Keeping data as close to the processor as possible - in the device memory for a non-unified memory architecture - is essential for performance when you are doing on-demand processing so while we have all our data in place and our pipeline bound we often execute appropriate variations of the input parameters and cache the results. This means we can serve up pre-computed results which works well for tasks like scrubbing over timeseries data at a known resolution but isn’t viable for things like arbitrary slice planes. So in the case of the latter we try and keep the data in memory for as long as possible and only shift it out when the memory pressure becomes too high and the data has not been touched for some time.
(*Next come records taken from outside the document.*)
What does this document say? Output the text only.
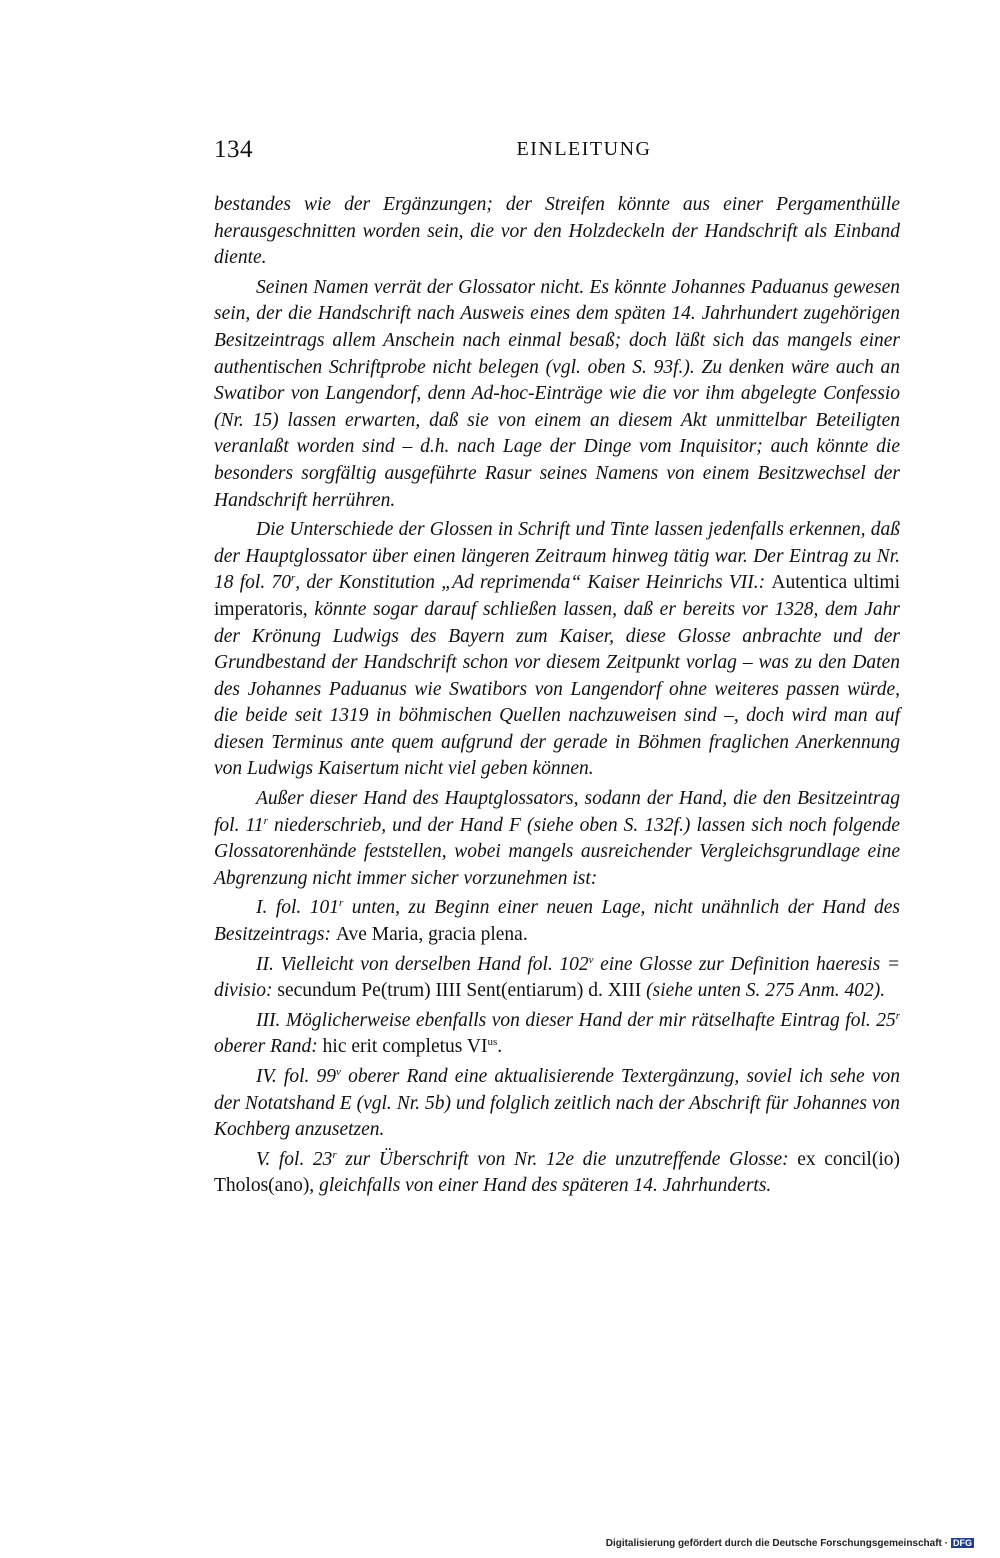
134	EINLEITUNG

bestandes wie der Ergänzungen; der Streifen könnte aus einer Pergamenthülle herausgeschnitten worden sein, die vor den Holzdeckeln der Handschrift als Einband diente.

Seinen Namen verrät der Glossator nicht. Es könnte Johannes Paduanus gewesen sein, der die Handschrift nach Ausweis eines dem späten 14. Jahrhundert zugehörigen Besitzeintrags allem Anschein nach einmal besaß; doch läßt sich das mangels einer authentischen Schriftprobe nicht belegen (vgl. oben S. 93f.). Zu denken wäre auch an Swatibor von Langendorf, denn Ad-hoc-Einträge wie die vor ihm abgelegte Confessio (Nr. 15) lassen erwarten, daß sie von einem an diesem Akt unmittelbar Beteiligten veranlaßt worden sind – d.h. nach Lage der Dinge vom Inquisitor; auch könnte die besonders sorgfältig ausgeführte Rasur seines Namens von einem Besitzwechsel der Handschrift herrühren.

Die Unterschiede der Glossen in Schrift und Tinte lassen jedenfalls erkennen, daß der Hauptglossator über einen längeren Zeitraum hinweg tätig war. Der Eintrag zu Nr. 18 fol. 70$^r$, der Konstitution „Ad reprimenda“ Kaiser Heinrichs VII.: Autentica ultimi imperatoris, könnte sogar darauf schließen lassen, daß er bereits vor 1328, dem Jahr der Krönung Ludwigs des Bayern zum Kaiser, diese Glosse anbrachte und der Grundbestand der Handschrift schon vor diesem Zeitpunkt vorlag – was zu den Daten des Johannes Paduanus wie Swatibors von Langendorf ohne weiteres passen würde, die beide seit 1319 in böhmischen Quellen nachzuweisen sind –, doch wird man auf diesen Terminus ante quem aufgrund der gerade in Böhmen fraglichen Anerkennung von Ludwigs Kaisertum nicht viel geben können.

Außer dieser Hand des Hauptglossators, sodann der Hand, die den Besitzeintrag fol. 11$^r$ niederschrieb, und der Hand F (siehe oben S. 132f.) lassen sich noch folgende Glossatorenhände feststellen, wobei mangels ausreichender Vergleichsgrundlage eine Abgrenzung nicht immer sicher vorzunehmen ist:

I. fol. 101$^r$ unten, zu Beginn einer neuen Lage, nicht unähnlich der Hand des Besitzeintrags: Ave Maria, gracia plena.

II. Vielleicht von derselben Hand fol. 102$^v$ eine Glosse zur Definition haeresis = divisio: secundum Pe(trum) IIII Sent(entiarum) d. XIII (siehe unten S. 275 Anm. 402).

III. Möglicherweise ebenfalls von dieser Hand der mir rätselhafte Eintrag fol. 25$^r$ oberer Rand: hic erit completus $VI^{us}$.

IV. fol. 99$^v$ oberer Rand eine aktualisierende Textergänzung, soviel ich sehe von der Notatshand E (vgl. Nr. 5b) und folglich zeitlich nach der Abschrift für Johannes von Kochberg anzusetzen.

V. fol. 23$^r$ zur Überschrift von Nr. 12e die unzutreffende Glosse: ex concil(io) Tholos(ano), gleichfalls von einer Hand des späteren 14. Jahrhunderts.

Digitalisierung gefördert durch die Deutsche Forschungsgemeinschaft · DFG
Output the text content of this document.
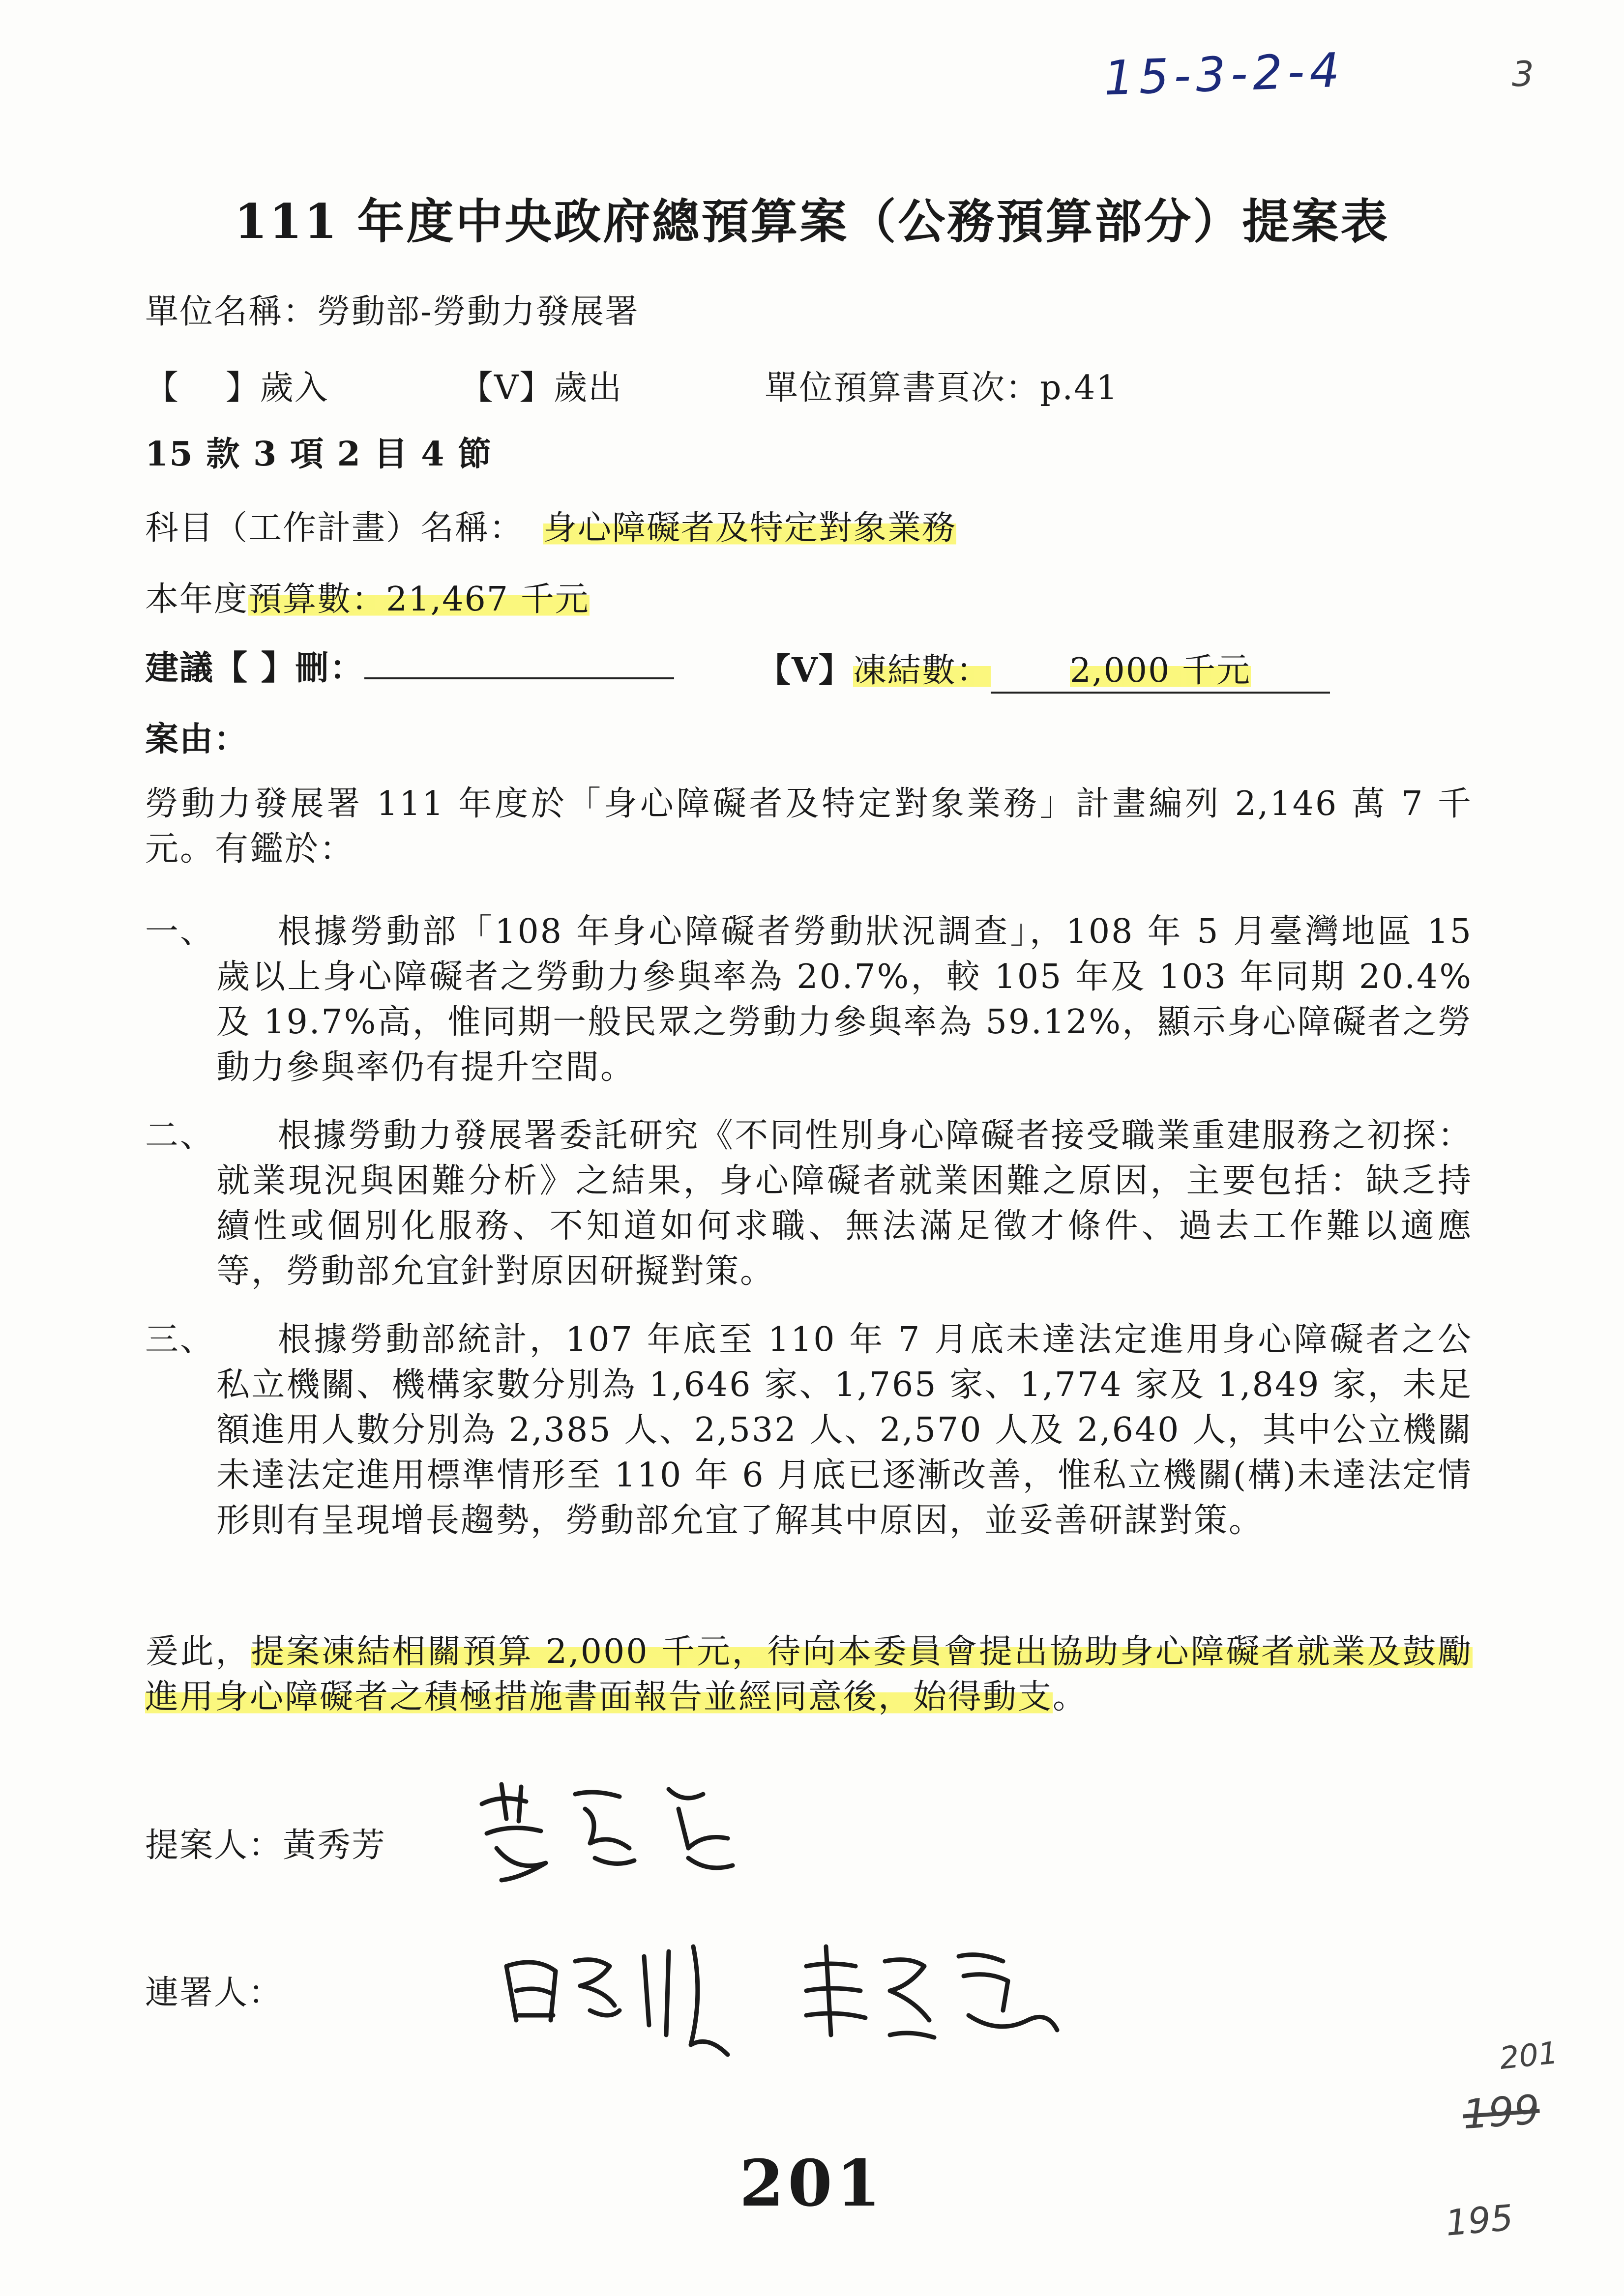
15-3-2-4	3
111 年度中央政府總預算案（公務預算部分）提案表
單位名稱：勞動部-勞動力發展署
【　 】歲入	【V】歲出	單位預算書頁次：p.41
15 款 3 項 2 目 4 節
科目（工作計畫）名稱： 身心障礙者及特定對象業務
本年度預算數：21,467 千元
建議【 】刪：	【V】凍結數： 2,000 千元
案由：
勞動力發展署 111 年度於「身心障礙者及特定對象業務」計畫編列 2,146 萬 7 千元。有鑑於：
一、	根據勞動部「108 年身心障礙者勞動狀況調查」，108 年 5 月臺灣地區 15 歲以上身心障礙者之勞動力參與率為 20.7%，較 105 年及 103 年同期 20.4% 及 19.7%高，惟同期一般民眾之勞動力參與率為 59.12%，顯示身心障礙者之勞動力參與率仍有提升空間。
二、	根據勞動力發展署委託研究《不同性別身心障礙者接受職業重建服務之初探：就業現況與困難分析》之結果，身心障礙者就業困難之原因，主要包括：缺乏持續性或個別化服務、不知道如何求職、無法滿足徵才條件、過去工作難以適應等，勞動部允宜針對原因研擬對策。
三、	根據勞動部統計，107 年底至 110 年 7 月底未達法定進用身心障礙者之公私立機關、機構家數分別為 1,646 家、1,765 家、1,774 家及 1,849 家，未足額進用人數分別為 2,385 人、2,532 人、2,570 人及 2,640 人，其中公立機關未達法定進用標準情形至 110 年 6 月底已逐漸改善，惟私立機關(構)未達法定情形則有呈現增長趨勢，勞動部允宜了解其中原因，並妥善研謀對策。
爰此，提案凍結相關預算 2,000 千元，待向本委員會提出協助身心障礙者就業及鼓勵進用身心障礙者之積極措施書面報告並經同意後，始得動支。
提案人：黃秀芳
連署人：
201
199
195
201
The first step being to flush it from GPU memory, then from system memory, then eventually from local disk storage.

Flexibility Of Execution

As a GPU API the goal of using Vulkan was to accelerate our simulation post-processing using the GPU. What we found was that in some instances where we had relatively tiny datasets we could get comparable performance by executing our operations on the CPU which is of course a much cheaper option on the cloud.

ISPC

Our original approach was to leverage the Implicit SPMD Program Compiler (ISPC) backend that Intel created for SPIRV-Cross, that allowed us to take our compiled SPIR-V compute shaders and generate ISPC code which we could then compile and execute on the CPU. The downside here is that while we still only had to author our compute operations once we did have to have a separate runtime environment to execute them and we faced limitations like the inability to use graphics features like texture samplers.

Swiftshader

Google’s Swiftshader is an implementation of Vulkan that runs on the CPU. While not as targeted at SPMD optimization as ISPC is it does expose the graphics elements of Vulkan so it gave us the flexibility to use texture samplers without writing our own implementation and allowed us to run our code completely unmodified on the CPU or the GPU. We did find some cases where certain operations were significantly slower than their ISPC counterparts on the CPU but we decided the reduced complexity was worth the cost to simply relegate such operations to the GPU exclusively.

Heterogeneous Compute APIs

Given that our target is to generate renderables the ability to be so closely tied to an API supporting graphics felt advantageous though interop mechanisms in modern APIs like SYCL can achieve this to some degree. SYCL does remain an enticing prospect but access to GPU acceleration on Apple platforms, for example, is something Vulkan has afforded us out of the box thanks in no small part to the Vulkan Portability Initiative.

Conclusion

Vulkan has solved so many of our issues around GPU acceleration in particular the platform portability issues. The developer experience has seen improvements thanks to the variety of tools and platform support and we’ve only just scratched the surface in terms of potential optimization.